Saturday, July 14, 2012

Memories of Sharing the Newspaper at the Kitchen Table


By Monica Faulkenbery, APR

I recently read an article about the Times-Picayune in New Orleans laying off one-third of its staff, reducing its print edition by five days (only printing three days a week), and focusing on its digital presence. 

The Picayune was established in 1837 with issues costing one picayune – a Spanish coin equivalent to 6 ¼ cents. Under Eliza Jane Nicholson, who inherited the struggling paper when her husband died in 1876, the Picayune introduced innovations such as society reporting, children’s pages, and the first women’s advice column, according to Wikipedia. Between the years of 1880 to 1890, the paper more than tripled its circulation. It became The Times-Picayune after merging in 1914 with its rival paper, the New Orleans Times-Democrat.
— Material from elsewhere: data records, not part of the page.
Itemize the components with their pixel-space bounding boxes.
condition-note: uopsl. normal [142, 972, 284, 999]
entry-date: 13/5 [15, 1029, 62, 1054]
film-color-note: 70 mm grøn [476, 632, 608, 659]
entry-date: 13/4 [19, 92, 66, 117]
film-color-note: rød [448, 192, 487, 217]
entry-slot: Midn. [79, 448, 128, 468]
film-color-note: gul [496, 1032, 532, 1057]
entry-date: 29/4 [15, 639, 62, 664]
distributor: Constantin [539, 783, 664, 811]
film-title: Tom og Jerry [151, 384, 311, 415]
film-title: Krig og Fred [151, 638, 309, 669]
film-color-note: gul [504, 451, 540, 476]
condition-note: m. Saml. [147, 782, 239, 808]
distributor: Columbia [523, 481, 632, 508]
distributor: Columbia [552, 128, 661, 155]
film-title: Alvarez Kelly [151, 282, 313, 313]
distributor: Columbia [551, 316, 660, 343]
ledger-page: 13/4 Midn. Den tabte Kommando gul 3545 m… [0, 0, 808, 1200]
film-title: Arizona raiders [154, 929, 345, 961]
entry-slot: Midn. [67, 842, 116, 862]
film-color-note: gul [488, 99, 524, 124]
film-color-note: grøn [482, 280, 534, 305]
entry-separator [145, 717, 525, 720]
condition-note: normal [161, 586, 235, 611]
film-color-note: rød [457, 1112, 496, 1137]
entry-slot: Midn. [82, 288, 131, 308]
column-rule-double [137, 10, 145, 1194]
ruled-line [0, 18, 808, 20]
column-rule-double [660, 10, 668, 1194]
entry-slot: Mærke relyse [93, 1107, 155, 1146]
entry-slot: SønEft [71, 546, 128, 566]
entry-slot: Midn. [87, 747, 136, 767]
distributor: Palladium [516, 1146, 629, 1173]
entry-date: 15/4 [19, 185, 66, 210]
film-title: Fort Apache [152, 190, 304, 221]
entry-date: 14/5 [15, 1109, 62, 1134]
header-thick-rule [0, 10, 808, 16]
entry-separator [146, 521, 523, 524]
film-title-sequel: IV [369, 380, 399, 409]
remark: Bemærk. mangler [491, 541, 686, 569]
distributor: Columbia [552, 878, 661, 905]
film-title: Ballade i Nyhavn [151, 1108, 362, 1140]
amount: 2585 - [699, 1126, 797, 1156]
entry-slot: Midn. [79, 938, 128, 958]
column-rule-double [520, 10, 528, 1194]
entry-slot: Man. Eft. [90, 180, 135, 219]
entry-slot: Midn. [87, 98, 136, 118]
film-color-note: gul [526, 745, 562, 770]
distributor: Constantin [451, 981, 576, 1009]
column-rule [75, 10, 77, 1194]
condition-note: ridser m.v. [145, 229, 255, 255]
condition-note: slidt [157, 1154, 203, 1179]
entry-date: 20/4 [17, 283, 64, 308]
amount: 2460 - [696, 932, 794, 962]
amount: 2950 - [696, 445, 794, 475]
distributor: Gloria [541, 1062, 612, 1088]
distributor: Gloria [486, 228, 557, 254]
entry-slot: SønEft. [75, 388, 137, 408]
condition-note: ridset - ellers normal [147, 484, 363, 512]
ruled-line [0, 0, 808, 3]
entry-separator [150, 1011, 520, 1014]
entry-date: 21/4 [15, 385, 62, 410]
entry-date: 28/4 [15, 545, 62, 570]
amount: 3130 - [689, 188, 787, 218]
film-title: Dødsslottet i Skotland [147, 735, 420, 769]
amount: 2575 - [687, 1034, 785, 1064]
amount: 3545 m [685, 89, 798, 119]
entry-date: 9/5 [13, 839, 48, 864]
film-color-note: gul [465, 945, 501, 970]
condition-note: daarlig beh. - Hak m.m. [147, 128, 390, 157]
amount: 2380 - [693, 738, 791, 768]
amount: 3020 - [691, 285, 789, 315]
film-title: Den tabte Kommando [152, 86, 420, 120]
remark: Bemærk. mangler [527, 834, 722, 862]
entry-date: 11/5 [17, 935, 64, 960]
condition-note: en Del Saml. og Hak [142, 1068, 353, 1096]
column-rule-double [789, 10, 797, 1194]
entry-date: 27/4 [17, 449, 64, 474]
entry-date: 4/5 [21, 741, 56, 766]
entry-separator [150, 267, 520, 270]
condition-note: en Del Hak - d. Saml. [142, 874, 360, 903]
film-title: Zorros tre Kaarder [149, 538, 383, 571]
As a news junkie, I find all the reductions in newspaper staffs over the past few years very disheartening. I grew up in a household that would gather around the kitchen table every morning to read the paper. My dad read the Muskogee Phoenix in the morning and the Tulsa Tribune in the evening. It was a ritual I remember fondly and tied us together as a family.

I just don’t get the same satisfaction gathering around my iPad, scrolling through the newspapers. There’s no ink smell, no ink on my hands when I finish, no fighting with the cats who want to lie down on the paper while I’m reading it, no trading this section for that section. 

Steve Jobs once said that he loved the printed product but that our lives are not like that anymore. I know I have to embrace the new technology, and I have, but it’s okay to say that you miss the “old ways.” Just think, our grandchildren and great grandchildren will be viewing printed newspapers behind glass in museums wondering how we ever held those big pieces of paper and read them. 

What about the old political saying, “never argue (or pick a fight) with a man who buys ink by the barrel?”  There’s something else for the history books. 

Another saying also comes to mind – “can’t teach an old dog new tricks.” 

But, as Jobs said, we can’t live like we have in the past, so as I scroll through my iPad reading a San Antonio Express News article, I still worry about all my journalism friends, and the integrity of good news gathering and storytelling as newspaper staffs dwindle. And, I still remember the “good old days” as I sat with my dad sharing the newspaper at the kitchen table. 

Monica Faulkenbery, APR, is on the Board of PRSA San Antonio and the Assistant Director of Communications for the Northside Independent School District.